British American Tobacco Switzerland (BAT) envisage de transférer la totalité de la production du site jurassien de Boncourt vers d’autres usines en Europe. Le gouvernement jurassien déplore cette nouvelle qui représente un coup dur pour le canton.

Pour le maire de Boncourt, Lionel Maitre, "C'est un choc, une déception, un sentiment de désolation et de gâchis, a-t-il dit au 19h30 jeudi sur la RTS.

"Le canton va suivre ce dossier pour s'assurer que le plan social soit exemplaire pour l'ensemble des collaboratrices et collaborateurs", a dit pour sa part le conseiller d'Etat jurassien Jacques Gerber.

Le gouvernement, qui a été informé de l'ouverture d'une procédure de consultation de quatre semaines, "fera en sorte de défendre les intérêts jurassiens et ceux des employés dans la phase de consultation qui s’ouvre", a-t-il indiqué jeudi dans un communiqué.

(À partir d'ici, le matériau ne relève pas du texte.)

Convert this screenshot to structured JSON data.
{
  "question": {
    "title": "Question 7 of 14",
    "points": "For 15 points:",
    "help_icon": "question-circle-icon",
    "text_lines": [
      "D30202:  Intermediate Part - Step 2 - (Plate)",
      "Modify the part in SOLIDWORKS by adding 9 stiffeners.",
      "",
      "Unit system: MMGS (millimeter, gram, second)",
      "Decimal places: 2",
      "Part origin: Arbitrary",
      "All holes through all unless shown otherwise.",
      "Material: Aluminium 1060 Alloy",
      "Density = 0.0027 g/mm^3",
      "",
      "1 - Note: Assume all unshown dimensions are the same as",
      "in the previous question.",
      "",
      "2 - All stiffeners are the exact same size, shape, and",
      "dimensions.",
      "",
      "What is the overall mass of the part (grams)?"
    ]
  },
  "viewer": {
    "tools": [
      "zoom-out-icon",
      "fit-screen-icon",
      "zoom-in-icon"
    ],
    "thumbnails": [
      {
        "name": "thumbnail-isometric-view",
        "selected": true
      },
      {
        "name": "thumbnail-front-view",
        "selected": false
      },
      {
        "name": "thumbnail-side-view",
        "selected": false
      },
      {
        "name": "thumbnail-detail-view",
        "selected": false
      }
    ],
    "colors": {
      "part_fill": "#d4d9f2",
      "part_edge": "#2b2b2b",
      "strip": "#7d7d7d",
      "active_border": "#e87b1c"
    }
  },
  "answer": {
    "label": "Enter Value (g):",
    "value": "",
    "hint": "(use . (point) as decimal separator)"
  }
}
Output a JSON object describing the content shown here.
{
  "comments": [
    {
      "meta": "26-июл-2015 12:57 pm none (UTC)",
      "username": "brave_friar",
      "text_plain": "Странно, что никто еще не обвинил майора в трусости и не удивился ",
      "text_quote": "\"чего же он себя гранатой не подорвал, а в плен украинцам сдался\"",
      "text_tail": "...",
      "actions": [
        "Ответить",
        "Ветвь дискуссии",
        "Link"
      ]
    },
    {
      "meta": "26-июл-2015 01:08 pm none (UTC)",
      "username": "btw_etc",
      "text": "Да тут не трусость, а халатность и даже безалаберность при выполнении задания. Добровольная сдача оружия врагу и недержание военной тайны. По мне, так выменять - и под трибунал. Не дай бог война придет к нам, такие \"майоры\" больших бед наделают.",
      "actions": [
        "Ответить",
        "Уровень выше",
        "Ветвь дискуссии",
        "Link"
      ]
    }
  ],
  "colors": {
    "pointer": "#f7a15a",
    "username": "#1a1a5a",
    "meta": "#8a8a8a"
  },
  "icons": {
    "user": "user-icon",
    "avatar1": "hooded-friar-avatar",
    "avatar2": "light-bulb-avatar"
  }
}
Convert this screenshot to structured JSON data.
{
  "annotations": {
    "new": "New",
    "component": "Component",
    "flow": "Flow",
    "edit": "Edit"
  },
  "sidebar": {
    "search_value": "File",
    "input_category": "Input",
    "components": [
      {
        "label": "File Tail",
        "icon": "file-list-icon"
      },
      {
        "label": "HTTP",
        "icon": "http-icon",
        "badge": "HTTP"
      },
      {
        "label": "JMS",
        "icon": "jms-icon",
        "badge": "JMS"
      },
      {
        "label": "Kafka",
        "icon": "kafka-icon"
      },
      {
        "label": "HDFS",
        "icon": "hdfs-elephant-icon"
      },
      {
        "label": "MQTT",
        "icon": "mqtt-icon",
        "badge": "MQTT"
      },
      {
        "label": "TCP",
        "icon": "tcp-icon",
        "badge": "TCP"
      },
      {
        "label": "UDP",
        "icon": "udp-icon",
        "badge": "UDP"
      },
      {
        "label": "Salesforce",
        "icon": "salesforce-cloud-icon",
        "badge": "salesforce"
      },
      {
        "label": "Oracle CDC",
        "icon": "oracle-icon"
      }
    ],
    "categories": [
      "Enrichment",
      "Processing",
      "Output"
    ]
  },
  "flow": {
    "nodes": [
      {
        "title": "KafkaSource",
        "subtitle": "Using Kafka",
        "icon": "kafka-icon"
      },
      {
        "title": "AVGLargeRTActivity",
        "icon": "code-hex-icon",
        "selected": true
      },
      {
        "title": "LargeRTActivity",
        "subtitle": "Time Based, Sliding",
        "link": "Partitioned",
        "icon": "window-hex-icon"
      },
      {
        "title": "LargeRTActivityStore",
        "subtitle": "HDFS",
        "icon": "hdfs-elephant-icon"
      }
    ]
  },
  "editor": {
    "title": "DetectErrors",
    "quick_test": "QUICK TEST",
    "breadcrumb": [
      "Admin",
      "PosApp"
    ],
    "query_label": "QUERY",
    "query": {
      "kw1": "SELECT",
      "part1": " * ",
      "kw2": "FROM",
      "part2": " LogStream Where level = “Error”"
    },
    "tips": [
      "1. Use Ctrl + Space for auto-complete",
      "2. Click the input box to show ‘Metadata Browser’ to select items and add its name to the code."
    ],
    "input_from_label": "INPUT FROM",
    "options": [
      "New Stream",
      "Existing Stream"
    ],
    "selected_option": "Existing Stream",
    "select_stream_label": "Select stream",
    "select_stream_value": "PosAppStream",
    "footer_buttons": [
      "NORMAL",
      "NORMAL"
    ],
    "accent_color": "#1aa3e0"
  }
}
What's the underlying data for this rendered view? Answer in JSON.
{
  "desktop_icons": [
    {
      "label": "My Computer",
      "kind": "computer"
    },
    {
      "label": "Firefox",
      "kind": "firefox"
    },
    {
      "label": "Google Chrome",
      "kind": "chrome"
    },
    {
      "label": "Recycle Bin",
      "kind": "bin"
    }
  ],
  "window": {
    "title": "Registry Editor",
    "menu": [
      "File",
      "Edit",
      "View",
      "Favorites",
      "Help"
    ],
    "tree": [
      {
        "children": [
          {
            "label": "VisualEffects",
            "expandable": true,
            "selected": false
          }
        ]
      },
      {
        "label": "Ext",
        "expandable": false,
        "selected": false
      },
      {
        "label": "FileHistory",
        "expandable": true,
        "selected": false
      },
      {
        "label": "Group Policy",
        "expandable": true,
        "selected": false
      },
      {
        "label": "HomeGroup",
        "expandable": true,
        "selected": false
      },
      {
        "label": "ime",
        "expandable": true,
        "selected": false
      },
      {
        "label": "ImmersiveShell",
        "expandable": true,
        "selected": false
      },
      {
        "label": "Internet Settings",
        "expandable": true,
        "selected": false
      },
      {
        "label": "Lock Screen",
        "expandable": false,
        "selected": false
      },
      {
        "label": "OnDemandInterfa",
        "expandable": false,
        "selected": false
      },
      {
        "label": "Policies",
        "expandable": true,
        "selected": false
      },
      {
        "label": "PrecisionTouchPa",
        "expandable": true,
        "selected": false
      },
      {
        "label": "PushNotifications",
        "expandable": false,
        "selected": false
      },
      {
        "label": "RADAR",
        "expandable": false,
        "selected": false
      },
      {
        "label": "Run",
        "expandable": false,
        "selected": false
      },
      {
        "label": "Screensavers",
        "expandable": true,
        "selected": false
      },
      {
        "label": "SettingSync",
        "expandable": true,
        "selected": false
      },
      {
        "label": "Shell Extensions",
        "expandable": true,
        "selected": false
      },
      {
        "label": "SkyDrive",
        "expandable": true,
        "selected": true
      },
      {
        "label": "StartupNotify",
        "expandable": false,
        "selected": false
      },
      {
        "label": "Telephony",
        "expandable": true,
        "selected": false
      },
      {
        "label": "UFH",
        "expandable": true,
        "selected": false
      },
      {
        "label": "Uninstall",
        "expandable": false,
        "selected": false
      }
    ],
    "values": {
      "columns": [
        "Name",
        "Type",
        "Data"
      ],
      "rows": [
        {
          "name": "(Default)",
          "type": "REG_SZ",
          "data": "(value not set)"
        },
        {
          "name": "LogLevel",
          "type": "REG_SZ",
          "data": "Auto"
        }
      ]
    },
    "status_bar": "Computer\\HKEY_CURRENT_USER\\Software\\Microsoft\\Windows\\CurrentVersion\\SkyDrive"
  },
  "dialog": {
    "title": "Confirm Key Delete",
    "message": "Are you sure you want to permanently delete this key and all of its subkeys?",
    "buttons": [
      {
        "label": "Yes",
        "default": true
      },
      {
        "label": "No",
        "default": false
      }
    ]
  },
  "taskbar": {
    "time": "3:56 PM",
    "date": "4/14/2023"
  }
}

L’annonce de BAT laisse entrevoir un désengagement du site jurassien. Elle "a suscité la surprise et la déception du gouvernement jurassien au regard de l’importance historique de l’entreprise pour le canton".

Selon le site internet du groupe, BAT emploie plus de 360 personnes en Suisse, entre Boncourt où il y a le siège principal et le site de production et les bureaux commerciaux de Lausanne. Selon la RTS, l'usine compte actuellement quelque 220 employés, dont environ la moitié de frontaliers.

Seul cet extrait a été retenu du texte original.